Download HELO: http://www.ana-gainaru.com/software/helo1.2.zip
SD-FT: Implementation in MPICH2 of Fault Tolerance protocol for Send-Determinist application. Status: Prototype under evaluation.
BlobCR (BlobSeer-based Checkpoint-Restart) is a checkpoinitng framework specifically optimized for MPI applications that need to be ported to IaaS clouds. It introduces a dedicated checkpoint repository that is able to efficiently take incremental snapshots of the whole disk attached to the virtual machine instances, which can be used either directly at application level, or transparently at system level. Transparent checkpointing support at system level is provided through a modified MPICH2 library that needs to be installed inside the virtual machines images. It relies on BLCR to save the state of the MPI processes to the virtual disk, which is then snapshotted with BlobCR.

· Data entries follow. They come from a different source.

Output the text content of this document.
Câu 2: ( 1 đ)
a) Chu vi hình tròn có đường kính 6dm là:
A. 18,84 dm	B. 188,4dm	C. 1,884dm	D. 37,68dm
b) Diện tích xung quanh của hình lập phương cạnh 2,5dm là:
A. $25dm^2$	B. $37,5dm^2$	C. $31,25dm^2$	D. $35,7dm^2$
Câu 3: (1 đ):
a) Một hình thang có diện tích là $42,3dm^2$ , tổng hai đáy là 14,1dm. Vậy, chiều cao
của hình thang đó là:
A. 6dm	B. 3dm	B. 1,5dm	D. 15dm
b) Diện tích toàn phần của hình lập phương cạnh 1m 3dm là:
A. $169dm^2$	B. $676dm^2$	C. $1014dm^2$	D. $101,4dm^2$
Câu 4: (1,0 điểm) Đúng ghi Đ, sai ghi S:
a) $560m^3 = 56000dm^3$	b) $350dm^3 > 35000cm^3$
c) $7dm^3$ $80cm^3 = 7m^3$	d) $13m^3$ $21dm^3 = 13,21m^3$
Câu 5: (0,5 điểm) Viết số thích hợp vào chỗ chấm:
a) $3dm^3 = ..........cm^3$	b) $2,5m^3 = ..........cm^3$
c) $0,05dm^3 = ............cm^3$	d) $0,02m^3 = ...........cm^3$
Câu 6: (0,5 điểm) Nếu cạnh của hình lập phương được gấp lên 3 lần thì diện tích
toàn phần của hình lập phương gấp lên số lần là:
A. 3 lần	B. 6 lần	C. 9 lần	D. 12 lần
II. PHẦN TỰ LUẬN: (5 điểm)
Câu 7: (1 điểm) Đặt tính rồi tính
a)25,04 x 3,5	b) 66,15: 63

TreeMatch Algorithm implemented as a Load-balancer for Charm++. TreeMatch (existing before the collaboration) maps processes to computing elements based on the hierarchy topology of the target environment and on the communication pattern of the different processes. We have found that on large instances the TreeMatch algorithms outperforms the greedy loadbalancer of charm++. However, the algorithm only balances communication and does not take into account the topology and memory hierarchy. In March 2011 we have worked on improving these two aspects. We have enhanced our solution and we have designed a loadbalancer that is load-, topology- and communication-aware.